A third day passed, then a fourth. Jill’s skin dried out and browned, and she could now walk across the deck in a straight line no matter how much the ship swayed.

Henry stopped supervising her on every little chore, but they continued talking. He showed her the ropes, literally, teaching her how the rigging worked, how the sails worked, what they all needed to do when the commands were given, working as a team to keep the ship moving. He seemed to be the youngest one on board, close to her own age even, though it was hard to judge ages here. They all might have been young, but worn out from hard work and living in the elements. Like that grizzled, wiry tour guide.

Jill had the impression that the captain was always watching her—like she still thought Jill was a spy for this Blane guy, and that she’d give herself away eventually. Marjory Cooper was intimidating; Jill felt herself grow smaller under the woman’s gaze. But Cooper was better than some of the others who seemed to study her when they thought no one was looking. Jenks, the bald first mate, for one.

According to the articles the pirates had a law against rape—the punishment was being marooned, set alone on a beach with a bottle of water and a pistol with one shot loaded.
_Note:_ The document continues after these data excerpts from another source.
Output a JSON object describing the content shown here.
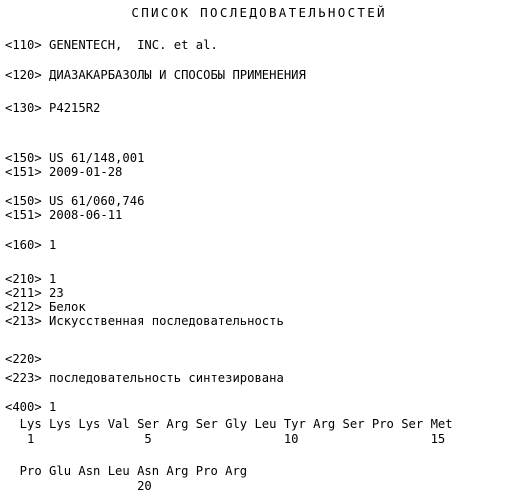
{
  "document": {
    "title": "СПИСОК ПОСЛЕДОВАТЕЛЬНОСТЕЙ",
    "language": "ru"
  },
  "fields": {
    "applicant": {
      "tag": "<110>",
      "value": "GENENTECH,  INC. et al.",
      "line": "<110> GENENTECH,  INC. et al."
    },
    "invention_title": {
      "tag": "<120>",
      "value": "ДИАЗАКАРБАЗОЛЫ И СПОСОБЫ ПРИМЕНЕНИЯ",
      "line": "<120> ДИАЗАКАРБАЗОЛЫ И СПОСОБЫ ПРИМЕНЕНИЯ"
    },
    "file_reference": {
      "tag": "<130>",
      "value": "P4215R2",
      "line": "<130> P4215R2"
    },
    "priority_1_number": {
      "tag": "<150>",
      "value": "US 61/148,001",
      "line": "<150> US 61/148,001"
    },
    "priority_1_date": {
      "tag": "<151>",
      "value": "2009-01-28",
      "line": "<151> 2009-01-28"
    },
    "priority_2_number": {
      "tag": "<150>",
      "value": "US 61/060,746",
      "line": "<150> US 61/060,746"
    },
    "priority_2_date": {
      "tag": "<151>",
      "value": "2008-06-11",
      "line": "<151> 2008-06-11"
    },
    "number_of_sequences": {
      "tag": "<160>",
      "value": "1",
      "line": "<160> 1"
    },
    "seq_id_no": {
      "tag": "<210>",
      "value": "1",
      "line": "<210> 1"
    },
    "length": {
      "tag": "<211>",
      "value": "23",
      "line": "<211> 23"
    },
    "type": {
      "tag": "<212>",
      "value": "Белок",
      "line": "<212> Белок"
    },
    "organism": {
      "tag": "<213>",
      "value": "Искусственная последовательность",
      "line": "<213> Искусственная последовательность"
    },
    "feature": {
      "tag": "<220>",
      "value": "",
      "line": "<220>"
    },
    "other_information": {
      "tag": "<223>",
      "value": "последовательность синтезирована",
      "line": "<223> последовательность синтезирована"
    },
    "sequence_header": {
      "tag": "<400>",
      "value": "1",
      "line": "<400> 1"
    }
  },
  "sequence": {
    "rows": [
      {
        "residues": "  Lys Lys Lys Val Ser Arg Ser Gly Leu Tyr Arg Ser Pro Ser Met",
        "numbers": "   1               5                  10                  15"
      },
      {
        "residues": "  Pro Glu Asn Leu Asn Arg Pro Arg",
        "numbers": "                  20"
      }
    ]
  }
}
Jill would rather not find out how well the ship enforced its own rules, and stuck close to Henry, Abe, some of the crew who’d been friendly to her, and even the captain.

Jill was scrubbing the deck near the wheel—the helm, Henry called it—when Abe called the captain over and handed her a telescope—no, a spyglass. A brass cylinder on a lanyard. The captain brought the instrument to her own eye.
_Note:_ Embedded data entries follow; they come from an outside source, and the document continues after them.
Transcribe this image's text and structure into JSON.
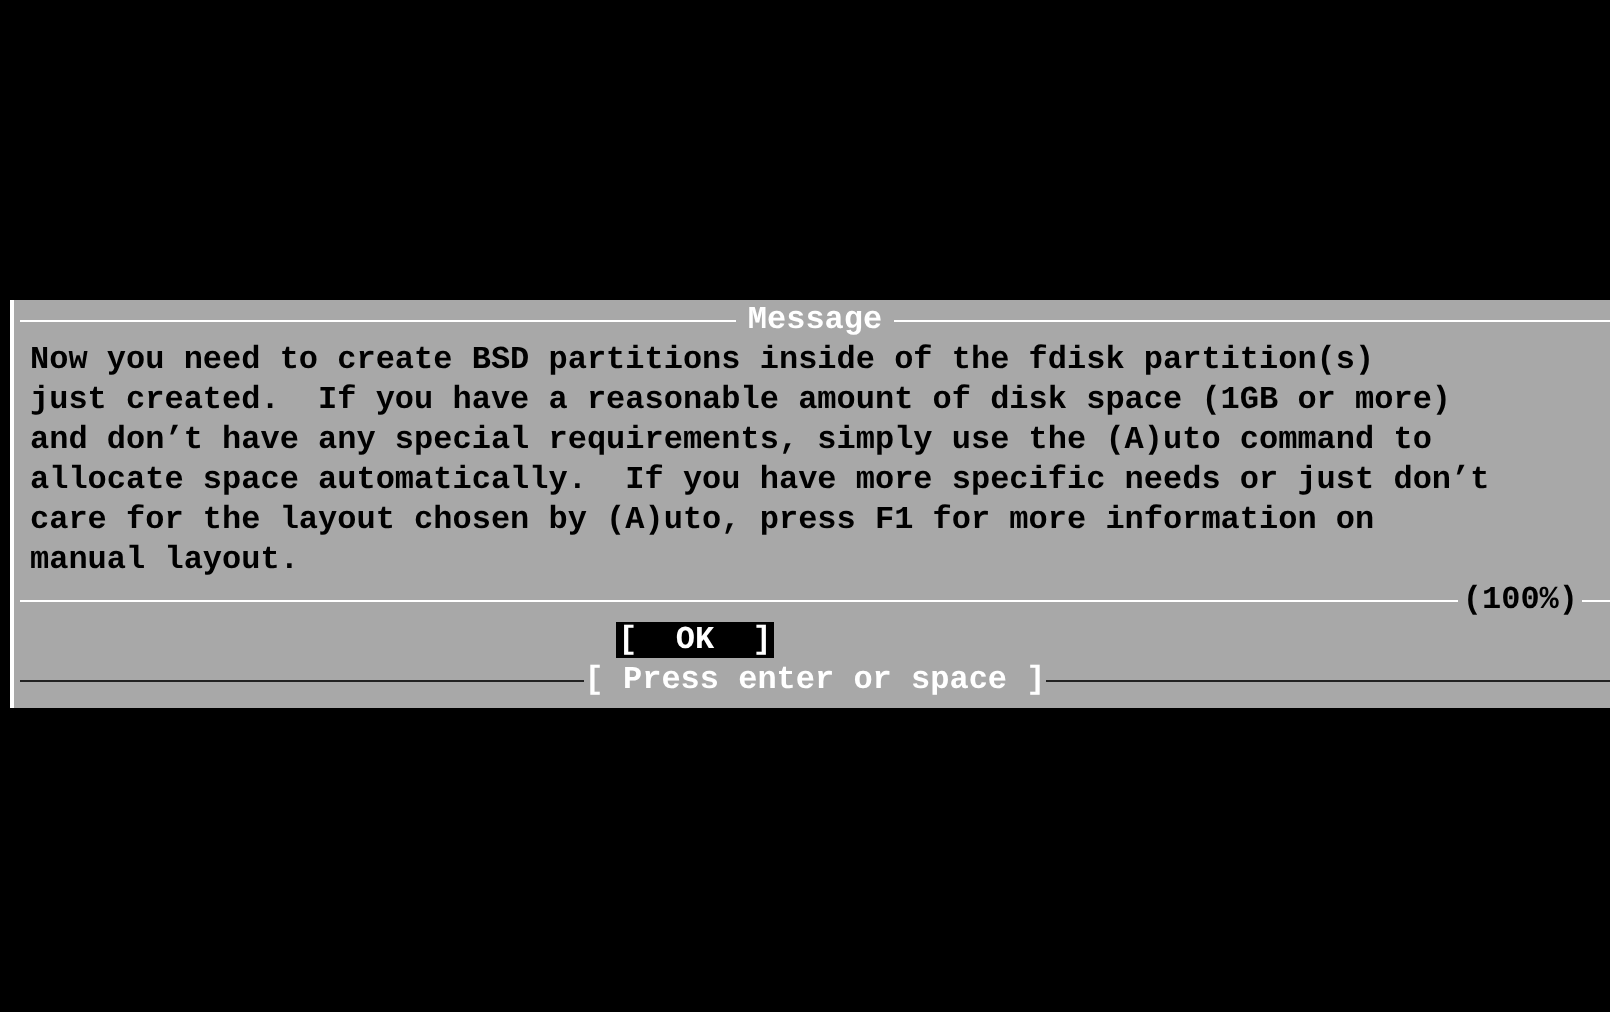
{
  "dialog": {
    "title": "Message",
    "lines": [
      "Now you need to create BSD partitions inside of the fdisk partition(s)",
      "just created.  If you have a reasonable amount of disk space (1GB or more)",
      "and don’t have any special requirements, simply use the (A)uto command to",
      "allocate space automatically.  If you have more specific needs or just don’t",
      "care for the layout chosen by (A)uto, press F1 for more information on",
      "manual layout."
    ],
    "progress": "(100%)",
    "buttons": [
      {
        "label": "[  OK  ]",
        "selected": true
      }
    ],
    "hint": "[ Press enter or space ]"
  }
}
Looking out to what they studied, Jill couldn’t see anything. She squinted into the bright sunlight reflecting off the water, all the way to the haze on the horizon, and saw only ocean. But Cooper and Abe saw something.

“On its way to the market at Havana, I’ll wager. It’s off our course,” Captain Cooper said finally, handing the telescope back. She took the broken piece of rapier from her pocket and suspended it on its string. The length of steel swung for just a moment before pointing solidly in one direction—leaning, almost, in defiance of gravity. West, Jill thought, while the object of their attention was southeast.